Using behavioural data to assess the environmental impact of electricity consumption of alternate television service distribution platforms

Abstract Digital technology and entertainment is a significant driver of electricity use globally, resulting in increased GHG emissions. Research has been conducted on electricity use associated with adigital services, but to date no complete study of television distribution has been conducted. Here we present the first assessment of electricity used for distribution and viewing of television over different distribution platforms terrestrial, satellite, cable and online streaming. We use a novel methodology that combines life cycle assessment techniques with models of the diversity of actual user behaviour, derived from detailed audience monitoring and online behaviour analytics data.
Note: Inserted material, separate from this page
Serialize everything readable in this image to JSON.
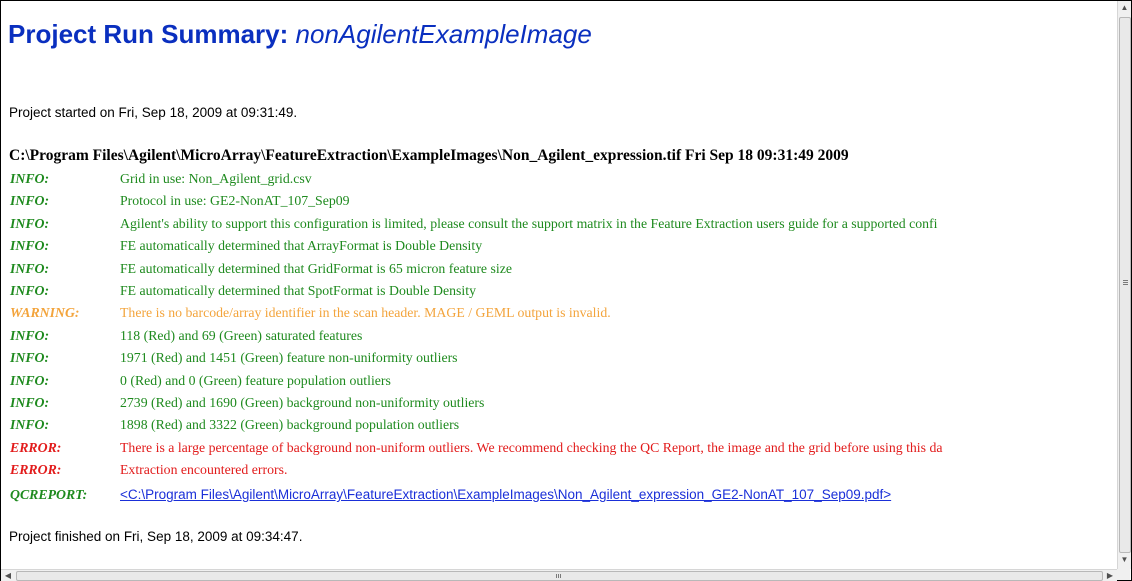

This can be applied to assess overall electricity usage for a given media company's services and allows comparison of the electricity demanded per viewerhour of each distribution platform. We apply this to a representative national TV provider - the British Broadcasting Corporation – and show the mean estimate for BBC distribution/viewing electricity use in 2016 is 2171 GWh, resulting in emissions of 1.12 MtCO2e. We show that viewing over streaming, cable and satellite platforms used a mean of 0.17–0.18 KWh per device-hour (88–93 gCO2e) while terrestrial broadcast used a mean of 0.07 kWh (36 gCO2e). We identify home networking equipment and set-top boxes as key hotspots in the system, and show that though streaming is similar in impact to cable and satellite, this is because people use smaller devices to view – meaning the networking equipment in and beyond the home has a higher impact while the end device has a lower one.